Biochemical responses mirrored radiologic outcomes. Serum CA 19-9 levels decreased in 72% of evaluable patients, and this decline significantly correlated with tumor response (p = 0.012). With a median follow-up of 21 months, median progression-free survival was 8.1 months (95% CI, 5.2–12.1), and median overall survival was 18 months (95% CI, 11.3–22.5). The 24-month overall survival rate reached 40%, reflecting encouraging long-term disease control in this challenging population.
Safety Profile
The NALIRIFOX regimen demonstrated manageable safety consistent with expectations for its components. Across 970 adverse events reported, only 7.4% were grade ≥3. The most frequent severe event was diarrhea, followed by hypertension, neutropenia, and fatigue. Serious adverse events occurred in eight patients (28.6%), yet no treatment-related deaths were observed. Treatment discontinuation due to toxicity was rare (<1%).

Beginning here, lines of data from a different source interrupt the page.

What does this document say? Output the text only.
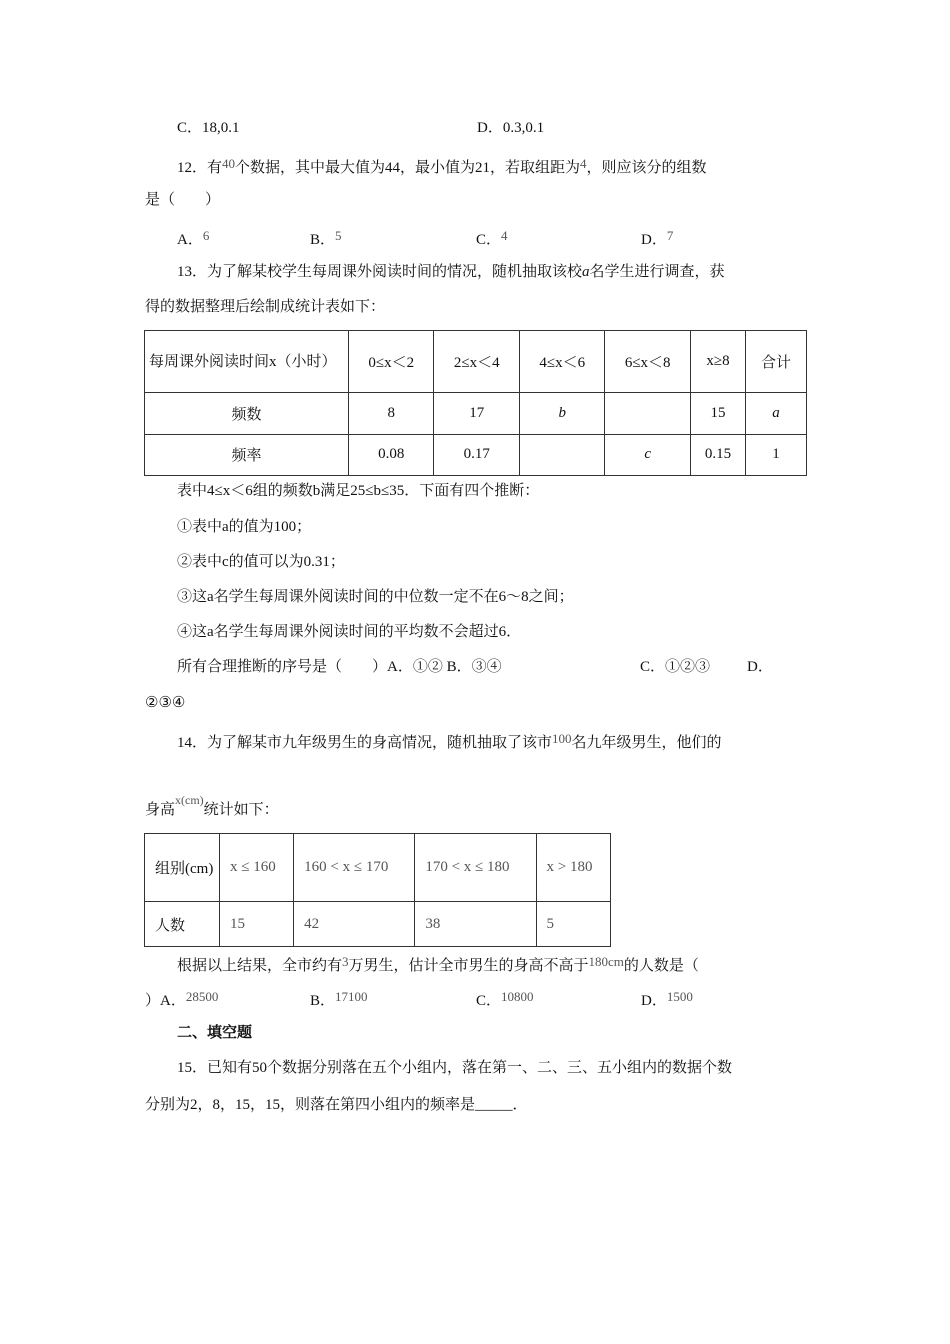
C．18,0.1	D．0.3,0.1
12．有40个数据，其中最大值为44，最小值为21，若取组距为4，则应该分的组数
是（　　）
A．6	B．5	C．4	D．7
13．为了解某校学生每周课外阅读时间的情况，随机抽取该校a名学生进行调查，获
得的数据整理后绘制成统计表如下：
每周课外阅读时间x（小时）	0≤x＜2	2≤x＜4	4≤x＜6	6≤x＜8	x≥8	合计
频数	8	17	b		15	a
频率	0.08	0.17		c	0.15	1
表中4≤x＜6组的频数b满足25≤b≤35．下面有四个推断：
①表中a的值为100；
②表中c的值可以为0.31；
③这a名学生每周课外阅读时间的中位数一定不在6～8之间；
④这a名学生每周课外阅读时间的平均数不会超过6．
所有合理推断的序号是（　　）A．①② B．③④	C．①②③ D．
②③④
14．为了解某市九年级男生的身高情况，随机抽取了该市100名九年级男生，他们的
身高$^{x(cm)}$统计如下：
组别(cm)	x ≤ 160	160 < x ≤ 170	170 < x ≤ 180	x > 180
人数	15	42	38	5
根据以上结果，全市约有3万男生，估计全市男生的身高不高于180cm的人数是（
）A．28500	B．17100	C．10800	D．1500
二、填空题
15．已知有50个数据分别落在五个小组内，落在第一、二、三、五小组内的数据个数
分别为2，8，15，15，则落在第四小组内的频率是_____．
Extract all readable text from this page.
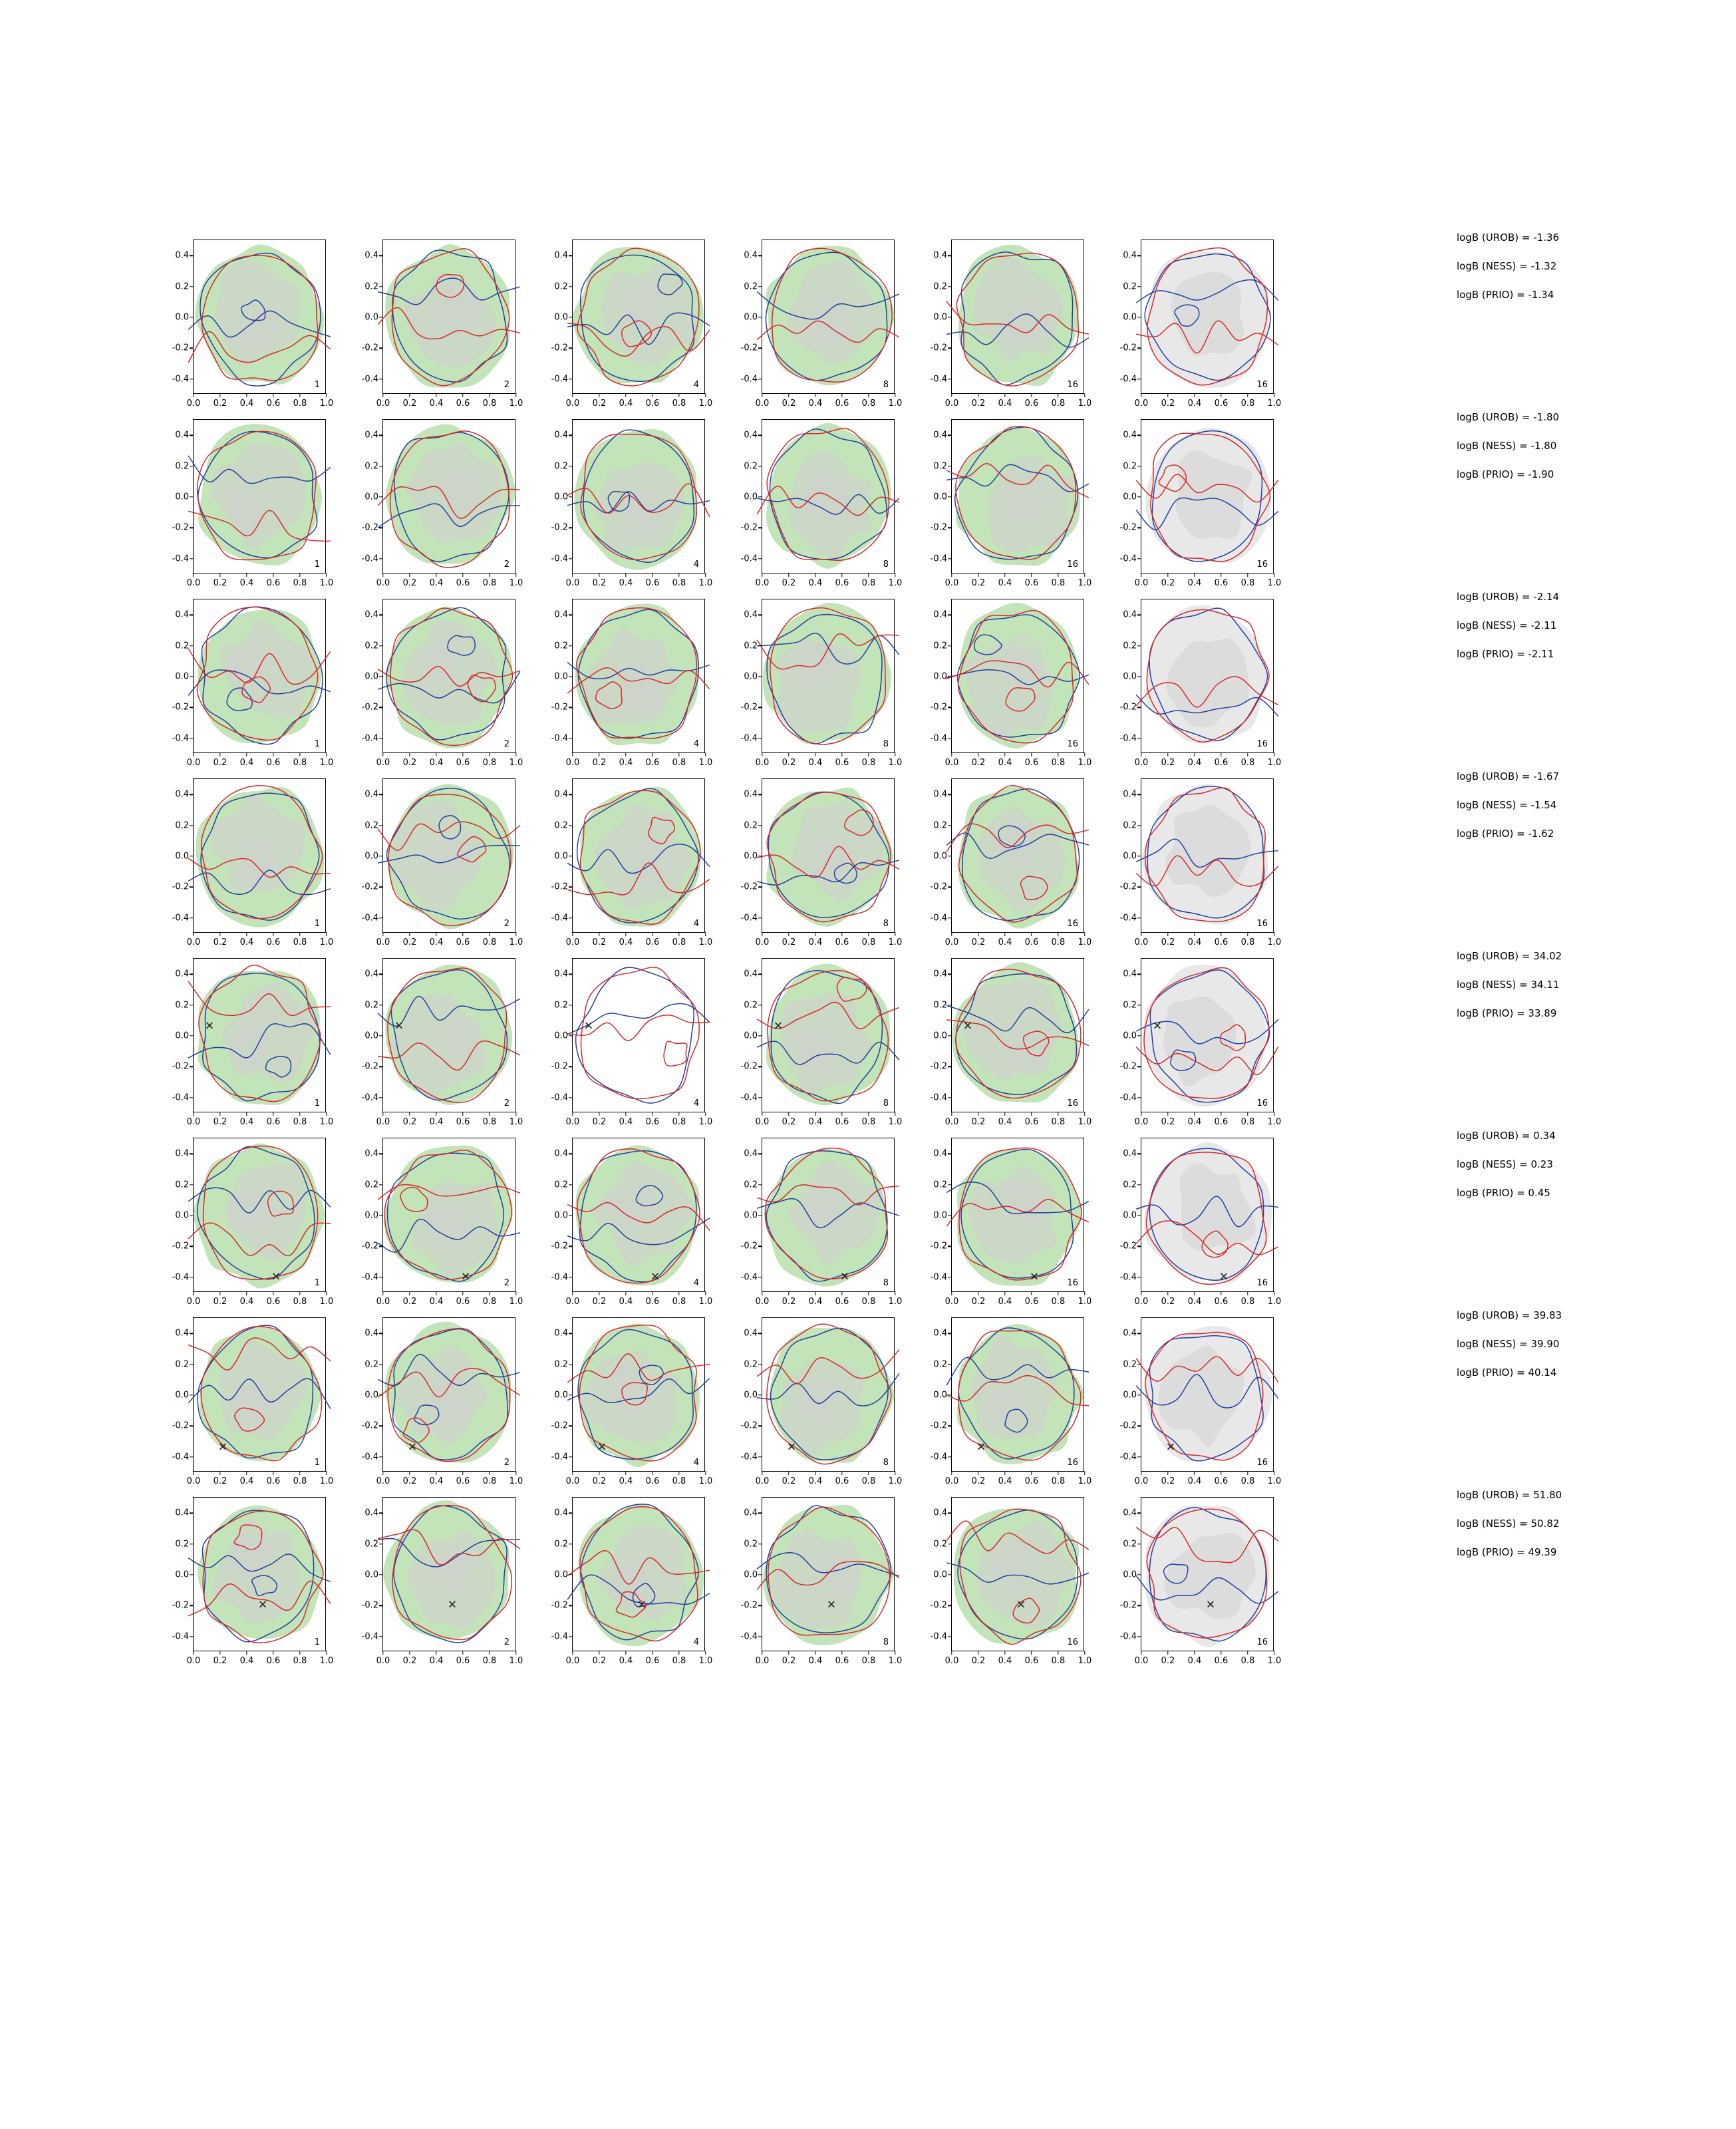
-0.4
-0.2
0.0
0.2
0.4
0.0 0.2 0.4 0.6 0.8 1.0
1
-0.4
-0.2
0.0
0.2
0.4
0.0 0.2 0.4 0.6 0.8 1.0
2
-0.4
-0.2
0.0
0.2
0.4
0.0 0.2 0.4 0.6 0.8 1.0
4
-0.4
-0.2
0.0
0.2
0.4
0.0 0.2 0.4 0.6 0.8 1.0
8
-0.4
-0.2
0.0
0.2
0.4
0.0 0.2 0.4 0.6 0.8 1.0
16
-0.4
-0.2
0.0
0.2
0.4
0.0 0.2 0.4 0.6 0.8 1.0
16
logB (UROB) = -1.36
logB (NESS) = -1.32
logB (PRIO) = -1.34
-0.4
-0.2
0.0
0.2
0.4
0.0 0.2 0.4 0.6 0.8 1.0
1
-0.4
-0.2
0.0
0.2
0.4
0.0 0.2 0.4 0.6 0.8 1.0
2
-0.4
-0.2
0.0
0.2
0.4
0.0 0.2 0.4 0.6 0.8 1.0
4
-0.4
-0.2
0.0
0.2
0.4
0.0 0.2 0.4 0.6 0.8 1.0
8
-0.4
-0.2
0.0
0.2
0.4
0.0 0.2 0.4 0.6 0.8 1.0
16
-0.4
-0.2
0.0
0.2
0.4
0.0 0.2 0.4 0.6 0.8 1.0
16
logB (UROB) = -1.80
logB (NESS) = -1.80
logB (PRIO) = -1.90
-0.4
-0.2
0.0
0.2
0.4
0.0 0.2 0.4 0.6 0.8 1.0
1
-0.4
-0.2
0.0
0.2
0.4
0.0 0.2 0.4 0.6 0.8 1.0
2
-0.4
-0.2
0.0
0.2
0.4
0.0 0.2 0.4 0.6 0.8 1.0
4
-0.4
-0.2
0.0
0.2
0.4
0.0 0.2 0.4 0.6 0.8 1.0
8
-0.4
-0.2
0.0
0.2
0.4
0.0 0.2 0.4 0.6 0.8 1.0
16
-0.4
-0.2
0.0
0.2
0.4
0.0 0.2 0.4 0.6 0.8 1.0
16
logB (UROB) = -2.14
logB (NESS) = -2.11
logB (PRIO) = -2.11
-0.4
-0.2
0.0
0.2
0.4
0.0 0.2 0.4 0.6 0.8 1.0
1
-0.4
-0.2
0.0
0.2
0.4
0.0 0.2 0.4 0.6 0.8 1.0
2
-0.4
-0.2
0.0
0.2
0.4
0.0 0.2 0.4 0.6 0.8 1.0
4
-0.4
-0.2
0.0
0.2
0.4
0.0 0.2 0.4 0.6 0.8 1.0
8
-0.4
-0.2
0.0
0.2
0.4
0.0 0.2 0.4 0.6 0.8 1.0
16
-0.4
-0.2
0.0
0.2
0.4
0.0 0.2 0.4 0.6 0.8 1.0
16
logB (UROB) = -1.67
logB (NESS) = -1.54
logB (PRIO) = -1.62
-0.4
-0.2
0.0
0.2
0.4
0.0 0.2 0.4 0.6 0.8 1.0
✕
1
-0.4
-0.2
0.0
0.2
0.4
0.0 0.2 0.4 0.6 0.8 1.0
✕
2
-0.4
-0.2
0.0
0.2
0.4
0.0 0.2 0.4 0.6 0.8 1.0
✕
4
-0.4
-0.2
0.0
0.2
0.4
0.0 0.2 0.4 0.6 0.8 1.0
✕
8
-0.4
-0.2
0.0
0.2
0.4
0.0 0.2 0.4 0.6 0.8 1.0
✕
16
-0.4
-0.2
0.0
0.2
0.4
0.0 0.2 0.4 0.6 0.8 1.0
✕
16
logB (UROB) = 34.02
logB (NESS) = 34.11
logB (PRIO) = 33.89
-0.4
-0.2
0.0
0.2
0.4
0.0 0.2 0.4 0.6 0.8 1.0
✕	1
-0.4
-0.2
0.0
0.2
0.4
0.0 0.2 0.4 0.6 0.8 1.0
✕	2
-0.4
-0.2
0.0
0.2
0.4
0.0 0.2 0.4 0.6 0.8 1.0
✕	4
-0.4
-0.2
0.0
0.2
0.4
0.0 0.2 0.4 0.6 0.8 1.0
✕	8
-0.4
-0.2
0.0
0.2
0.4
0.0 0.2 0.4 0.6 0.8 1.0
✕	16
-0.4
-0.2
0.0
0.2
0.4
0.0 0.2 0.4 0.6 0.8 1.0
✕	16
logB (UROB) = 0.34
logB (NESS) = 0.23
logB (PRIO) = 0.45
-0.4
-0.2
0.0
0.2
0.4
0.0 0.2 0.4 0.6 0.8 1.0
✕
1
-0.4
-0.2
0.0
0.2
0.4
0.0 0.2 0.4 0.6 0.8 1.0
✕
2
-0.4
-0.2
0.0
0.2
0.4
0.0 0.2 0.4 0.6 0.8 1.0
✕
4
-0.4
-0.2
0.0
0.2
0.4
0.0 0.2 0.4 0.6 0.8 1.0
✕
8
-0.4
-0.2
0.0
0.2
0.4
0.0 0.2 0.4 0.6 0.8 1.0
✕
16
-0.4
-0.2
0.0
0.2
0.4
0.0 0.2 0.4 0.6 0.8 1.0
✕
16
logB (UROB) = 39.83
logB (NESS) = 39.90
logB (PRIO) = 40.14
-0.4
-0.2
0.0
0.2
0.4
0.0 0.2 0.4 0.6 0.8 1.0
✕
1
-0.4
-0.2
0.0
0.2
0.4
0.0 0.2 0.4 0.6 0.8 1.0
✕
2
-0.4
-0.2
0.0
0.2
0.4
0.0 0.2 0.4 0.6 0.8 1.0
✕
4
-0.4
-0.2
0.0
0.2
0.4
0.0 0.2 0.4 0.6 0.8 1.0
✕
8
-0.4
-0.2
0.0
0.2
0.4
0.0 0.2 0.4 0.6 0.8 1.0
✕
16
-0.4
-0.2
0.0
0.2
0.4
0.0 0.2 0.4 0.6 0.8 1.0
✕
16
logB (UROB) = 51.80
logB (NESS) = 50.82
logB (PRIO) = 49.39
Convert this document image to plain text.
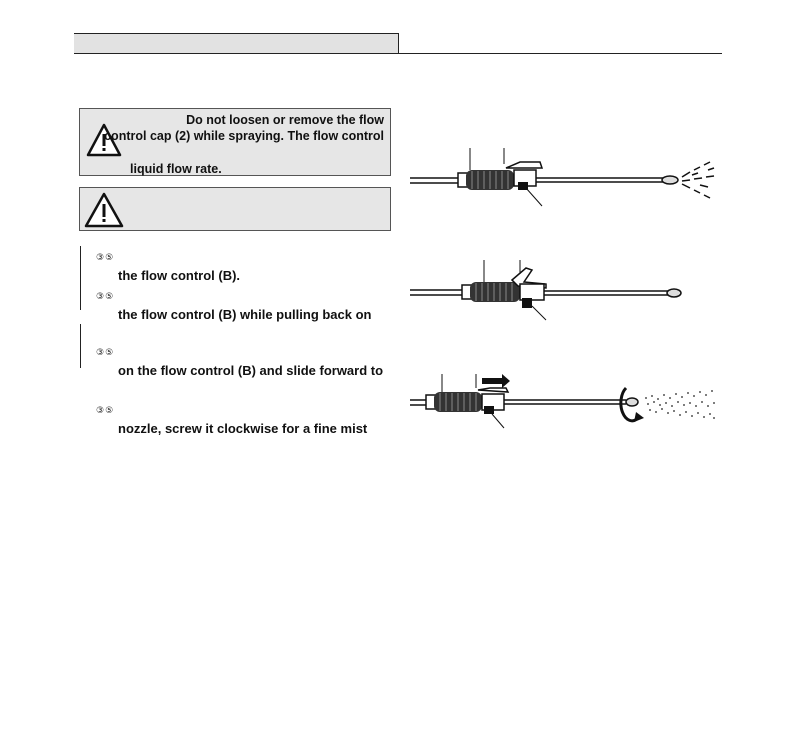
Do not loosen or remove the flow
control cap (2) while spraying. The flow control
liquid flow rate.
③⑤
the flow control (B).
③⑤
the flow control (B) while pulling back on
③⑤
on the flow control (B) and slide forward to
③⑤
nozzle, screw it clockwise for a fine mist
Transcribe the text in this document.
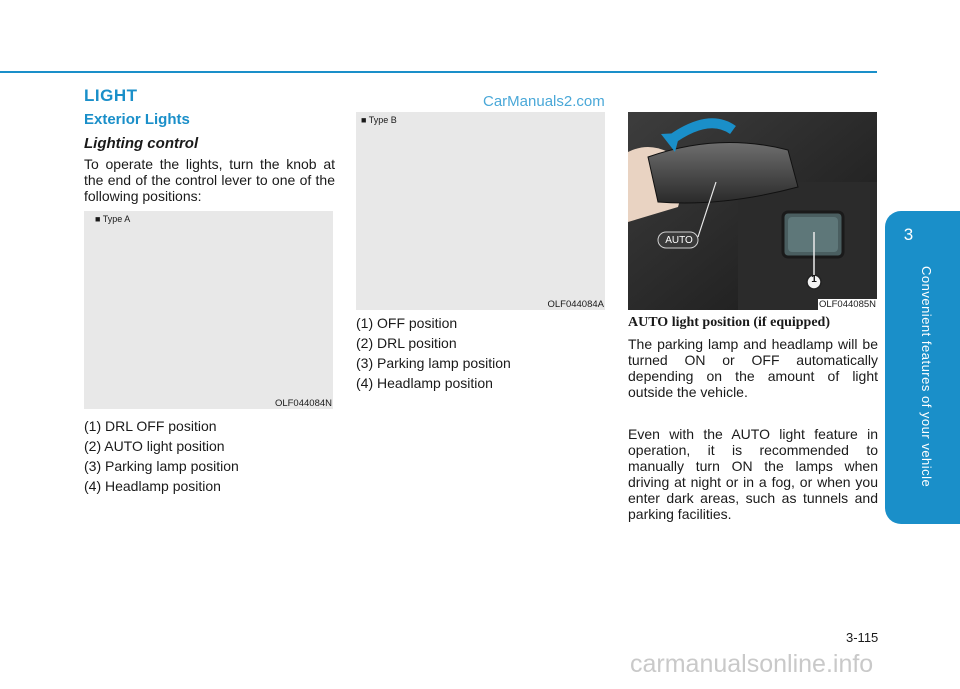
LIGHT	CarManuals2.com
Exterior Lights
Lighting control
To operate the lights, turn the knob at the end of the control lever to one of the following positions:
■ Type A
OLF044084N
(1) DRL OFF position
(2) AUTO light position
(3) Parking lamp position
(4) Headlamp position
■ Type B
OLF044084A
(1) OFF position
(2) DRL position
(3) Parking lamp position
(4) Headlamp position
AUTO
1
OLF044085N
AUTO light position (if equipped)

The parking lamp and headlamp will be turned ON or OFF automatically depending on the amount of light outside the vehicle.

Even with the AUTO light feature in operation, it is recommended to manually turn ON the lamps when driving at night or in a fog, or when you enter dark areas, such as tunnels and parking facilities.

3
Convenient features of your vehicle
3-115
carmanualsonline.info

Compared with FOLFIRINOX, the liposomal irinotecan formulation appeared to reduce the incidence and severity of gastrointestinal and hematologic toxicities, highlighting its tolerability advantage for patients with borderline performance status.
Quality of Life Outcomes
Quality-of-life assessments showed no significant deterioration in global health or functional status during treatment. Patients reported marked improvements in pain, appetite, and constipation, while diarrhea temporarily worsened during therapy but resolved afterward. These findings suggest that NALIRIFOX can achieve effective tumor control without compromising patient well-being—a key consideration in the palliative management of LAPC.
Conclusion
The BTCRC-GI15-067 phase II trial, published in JCO Oncology Advances, provides evidence that the NALIRIFOX regimen offers a compelling balance between efficacy and tolerability for patients with locally advanced pancreatic carcinoma. With a 73% disease control rate, 8-month median PFS, and 18-month median OS, this liposomal irinotecan-based therapy compares favorably with traditional FOLFIRINOX while offering improved safety and sustained quality of life.
These results position NALIRIFOX as a promising frontline strategy for LAPC, particularly for patients unable to tolerate conventional chemotherapy intensity. Future phase III trials will be essential to confirm these findings and potentially redefine the therapeutic standard for this difficult-to-treat diseas.